1. Brunch with your best friend. Definitely not dinner because they probably have someone to celebrate a valentines dinner with and you don't.
2. Send your mother some flowers or a plant to remind her that you exist, so maybe you'll actually get a call from her.
3. Make your roommates breakfast. They'll think you were trying to do something nice for them but now so they'll just be forced to clean up the mess you made in the kitchen.
4. Crash your parents valentines date and remind them that you are a product of their love so you deserve to be there too.
5. Buy a box of those valentines day cards that 2nd graders are forced to give to eachother and write the name of a fuckboy you know on each card then burn them/ throw them in the ocean/ out a moving car. Matter of disposal is up to you.
6. Watch a movie with a studly lead and pretend he's professing his love to you and not Rachel McAdams.
7. Treat yo self. By this I mean eat a lot of expensive chocolate and wash it down with a bottle of wine.
8. Go out with one of your guy friends who is also painfully alone. (on this day and every other day) and pretend you're a couple so you don't have to feel the judgement of society anymore.
9. Get out doors and do something active. If you're hyperventilating you can't think about how pathetic your life is.

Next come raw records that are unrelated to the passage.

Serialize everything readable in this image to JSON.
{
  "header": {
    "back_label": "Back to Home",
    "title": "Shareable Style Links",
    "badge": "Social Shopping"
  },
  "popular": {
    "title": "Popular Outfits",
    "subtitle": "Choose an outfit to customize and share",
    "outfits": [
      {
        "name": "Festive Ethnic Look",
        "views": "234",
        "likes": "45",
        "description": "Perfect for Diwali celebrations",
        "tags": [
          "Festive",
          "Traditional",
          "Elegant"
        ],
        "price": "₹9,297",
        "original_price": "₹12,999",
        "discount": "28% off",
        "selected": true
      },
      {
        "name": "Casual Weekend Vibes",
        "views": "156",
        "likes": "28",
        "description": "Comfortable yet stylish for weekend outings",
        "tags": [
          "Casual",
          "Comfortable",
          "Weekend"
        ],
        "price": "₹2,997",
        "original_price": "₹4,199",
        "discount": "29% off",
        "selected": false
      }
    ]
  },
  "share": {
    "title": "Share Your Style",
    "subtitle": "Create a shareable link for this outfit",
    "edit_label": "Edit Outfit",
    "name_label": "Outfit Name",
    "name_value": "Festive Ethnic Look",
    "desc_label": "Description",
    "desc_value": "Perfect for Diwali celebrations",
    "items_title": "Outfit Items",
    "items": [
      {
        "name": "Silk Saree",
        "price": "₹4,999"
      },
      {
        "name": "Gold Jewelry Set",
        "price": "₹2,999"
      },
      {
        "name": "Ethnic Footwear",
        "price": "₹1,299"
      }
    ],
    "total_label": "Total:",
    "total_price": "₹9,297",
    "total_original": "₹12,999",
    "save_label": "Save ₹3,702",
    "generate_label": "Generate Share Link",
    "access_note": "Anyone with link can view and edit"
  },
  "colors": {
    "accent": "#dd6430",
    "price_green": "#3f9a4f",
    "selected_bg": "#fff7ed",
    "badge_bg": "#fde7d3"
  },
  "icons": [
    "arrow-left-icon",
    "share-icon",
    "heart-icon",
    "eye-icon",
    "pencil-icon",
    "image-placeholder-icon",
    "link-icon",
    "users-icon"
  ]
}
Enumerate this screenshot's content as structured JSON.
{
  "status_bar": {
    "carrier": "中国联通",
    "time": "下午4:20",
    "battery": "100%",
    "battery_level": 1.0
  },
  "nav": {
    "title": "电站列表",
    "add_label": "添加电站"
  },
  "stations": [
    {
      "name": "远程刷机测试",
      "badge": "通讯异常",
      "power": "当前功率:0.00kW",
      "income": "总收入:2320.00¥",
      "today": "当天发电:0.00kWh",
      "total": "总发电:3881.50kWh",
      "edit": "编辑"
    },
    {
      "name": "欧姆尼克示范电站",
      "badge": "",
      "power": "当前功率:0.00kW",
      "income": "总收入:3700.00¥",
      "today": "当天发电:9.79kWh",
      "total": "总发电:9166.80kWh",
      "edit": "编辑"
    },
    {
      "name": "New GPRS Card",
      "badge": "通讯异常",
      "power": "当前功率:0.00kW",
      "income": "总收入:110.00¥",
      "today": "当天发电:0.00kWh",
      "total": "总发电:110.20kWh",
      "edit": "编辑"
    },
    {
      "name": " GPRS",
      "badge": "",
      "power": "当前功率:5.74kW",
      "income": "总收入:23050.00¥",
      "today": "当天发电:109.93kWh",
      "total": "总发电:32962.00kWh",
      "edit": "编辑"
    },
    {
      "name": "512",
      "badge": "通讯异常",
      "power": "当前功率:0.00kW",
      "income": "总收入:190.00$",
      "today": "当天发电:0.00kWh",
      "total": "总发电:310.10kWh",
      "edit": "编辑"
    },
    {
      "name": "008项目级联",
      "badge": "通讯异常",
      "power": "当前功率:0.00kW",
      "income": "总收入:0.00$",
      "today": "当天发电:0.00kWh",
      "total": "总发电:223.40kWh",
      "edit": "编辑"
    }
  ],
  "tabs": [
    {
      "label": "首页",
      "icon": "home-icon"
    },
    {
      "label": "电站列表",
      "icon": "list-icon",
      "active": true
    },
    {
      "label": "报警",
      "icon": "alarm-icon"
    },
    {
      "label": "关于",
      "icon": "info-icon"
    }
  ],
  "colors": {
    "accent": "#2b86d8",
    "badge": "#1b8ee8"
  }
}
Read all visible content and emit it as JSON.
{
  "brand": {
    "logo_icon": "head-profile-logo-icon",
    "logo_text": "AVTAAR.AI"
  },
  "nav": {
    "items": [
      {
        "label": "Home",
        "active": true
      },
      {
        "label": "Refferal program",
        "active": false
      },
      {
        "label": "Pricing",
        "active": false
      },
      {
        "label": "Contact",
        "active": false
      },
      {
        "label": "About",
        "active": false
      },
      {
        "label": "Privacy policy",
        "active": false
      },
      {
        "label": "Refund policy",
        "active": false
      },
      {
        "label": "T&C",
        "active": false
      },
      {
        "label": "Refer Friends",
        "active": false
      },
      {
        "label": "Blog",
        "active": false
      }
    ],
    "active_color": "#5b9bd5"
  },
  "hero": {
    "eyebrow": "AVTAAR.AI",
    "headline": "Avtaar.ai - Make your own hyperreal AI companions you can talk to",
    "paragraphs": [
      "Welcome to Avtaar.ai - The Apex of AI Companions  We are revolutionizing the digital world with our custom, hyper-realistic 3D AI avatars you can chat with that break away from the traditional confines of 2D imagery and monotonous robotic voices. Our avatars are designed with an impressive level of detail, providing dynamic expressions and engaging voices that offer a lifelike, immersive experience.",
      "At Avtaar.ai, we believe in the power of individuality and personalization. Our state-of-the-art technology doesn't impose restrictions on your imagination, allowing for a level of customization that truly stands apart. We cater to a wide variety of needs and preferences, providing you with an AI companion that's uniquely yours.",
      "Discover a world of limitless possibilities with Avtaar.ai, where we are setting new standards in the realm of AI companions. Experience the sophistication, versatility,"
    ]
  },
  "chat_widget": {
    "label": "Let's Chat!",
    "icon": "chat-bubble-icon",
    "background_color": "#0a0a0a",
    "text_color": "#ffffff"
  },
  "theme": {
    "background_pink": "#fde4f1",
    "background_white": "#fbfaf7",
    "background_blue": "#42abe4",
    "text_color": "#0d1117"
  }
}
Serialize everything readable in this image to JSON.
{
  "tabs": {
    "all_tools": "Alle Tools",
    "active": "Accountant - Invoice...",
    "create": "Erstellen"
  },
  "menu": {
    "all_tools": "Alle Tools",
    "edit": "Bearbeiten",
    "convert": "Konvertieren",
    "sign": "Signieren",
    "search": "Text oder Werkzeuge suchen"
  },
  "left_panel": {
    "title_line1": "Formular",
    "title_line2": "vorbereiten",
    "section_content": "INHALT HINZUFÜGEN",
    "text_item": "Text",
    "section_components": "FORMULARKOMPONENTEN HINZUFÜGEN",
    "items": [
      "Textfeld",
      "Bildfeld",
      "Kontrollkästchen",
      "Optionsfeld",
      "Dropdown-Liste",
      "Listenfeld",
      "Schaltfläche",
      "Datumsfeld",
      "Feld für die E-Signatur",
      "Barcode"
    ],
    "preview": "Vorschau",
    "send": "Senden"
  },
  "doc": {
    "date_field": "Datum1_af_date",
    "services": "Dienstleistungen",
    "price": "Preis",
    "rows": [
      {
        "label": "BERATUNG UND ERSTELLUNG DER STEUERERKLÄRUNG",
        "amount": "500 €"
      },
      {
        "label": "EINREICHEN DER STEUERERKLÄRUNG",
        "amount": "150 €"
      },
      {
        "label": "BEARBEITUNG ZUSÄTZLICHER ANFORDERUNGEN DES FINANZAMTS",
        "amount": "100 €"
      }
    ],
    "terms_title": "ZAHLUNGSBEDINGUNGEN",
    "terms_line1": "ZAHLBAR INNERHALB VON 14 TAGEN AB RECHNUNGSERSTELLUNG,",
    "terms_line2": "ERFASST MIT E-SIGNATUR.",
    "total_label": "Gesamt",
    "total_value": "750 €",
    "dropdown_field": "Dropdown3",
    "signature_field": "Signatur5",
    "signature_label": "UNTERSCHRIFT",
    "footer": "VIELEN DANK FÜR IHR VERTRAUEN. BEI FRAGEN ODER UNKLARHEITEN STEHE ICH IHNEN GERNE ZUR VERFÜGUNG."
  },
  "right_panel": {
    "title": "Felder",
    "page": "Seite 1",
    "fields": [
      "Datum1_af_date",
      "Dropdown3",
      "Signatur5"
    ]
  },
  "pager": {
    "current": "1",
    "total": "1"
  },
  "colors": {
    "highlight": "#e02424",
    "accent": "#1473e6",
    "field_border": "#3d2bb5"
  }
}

10. Get a puppy and force it to love you, which isn't that hard. Basically if you feed it, it will love you.
11. Have a massive cheat meal #friesnotguys
12. Send yourself flowers to work so your coworkers think someone loves you, because your mom ultimately forgot about you even though you sent her shit.
13. Get dressed up, slap on some makeup, go out and flirt with some boys.
14. Prepare for all the chocolate you will be eating once it all goes on sale the day after this stupid holiday is over.
If none of this is working for you just remind yourself that this holiday is actually total bullshit. It's just a made up holiday to make people money and you don't really need a day to show your loved ones you care.